Johan Granberg lijat.meREM at OVE.gmail.com
Sun Feb 11 08:51:00 PST 2007


Johan Granberg wrote:

> Kristian Kilpi wrote:
> 
>> 
>> String literals with mixins are a bit awkward sometimes (editor
>> highlighting etc).
>> 
>> Some special marks -- I use @{ }@ here -- could be used to mark a part of
>> a source file as a string literal, just like /* */ marks a part of code
>> as a comment.
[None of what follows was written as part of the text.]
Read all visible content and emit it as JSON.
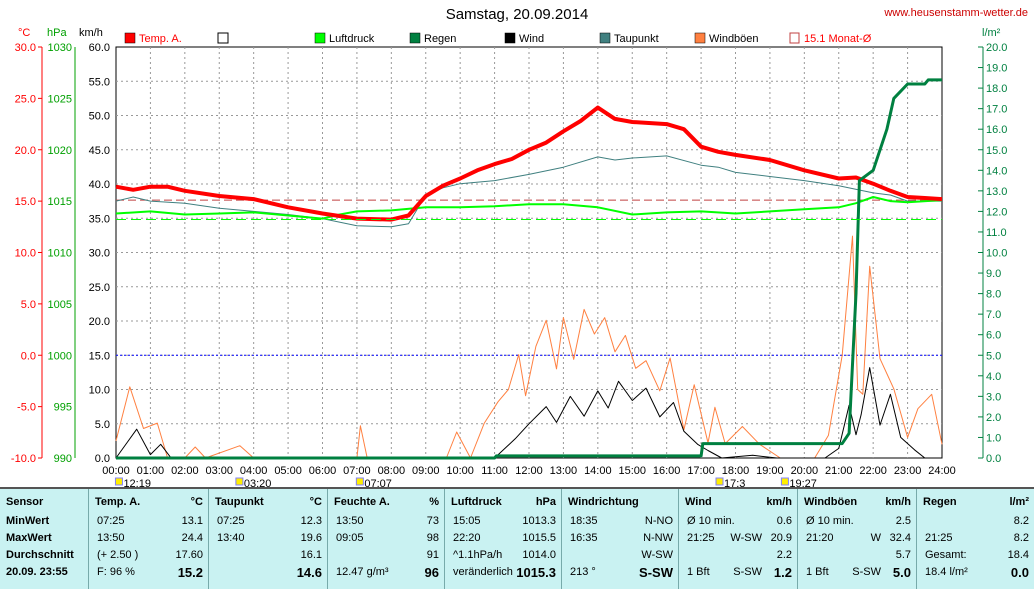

For example:
>> 
>>    mixin(
>>      @{
>>        //this is a string literal block
>>        if(...) {
>>          ...
>>        }
>>      }@
>>    );
>> 
>> The @{ }@ marks have a close relation, of course, with quotation marks
>> "". But because there is a starting mark and an ending mark, you can nest
>> them. (And because they are used to mark a part of a file as a string
>> literal, they are not actually the part of the 'working code' just like
>> the "" literals are, if you get what I'm trying to say.)
>> 
>> E.g.
>> 
>>    alias @{
>>      str = @{ foo }@ ~ @{ bar }@;
>>      str ~= "blah";
>>      if(...) {
>>        ...
>>      }
>>    }@ MyCode;
>> 
>>     mixin(MyCode);
> 
> Wouldn't it be a better solution if the escape syntax you described
> represented a custom format that mixins was thought to handle? What I'm
> thingking is something like lisps quotes, then the escaped code could be
> tokenized and we could modify tokens instead of strings. (for a small
> fraction of cases the string might be better but then we could have the
> current syntax)

While I'm at it I might suggest using <[ and ]> as tokens instead of @{.
This is the tokens used in nemerle (if I understood their manual right) and
it is unnecessary to use a different token just because.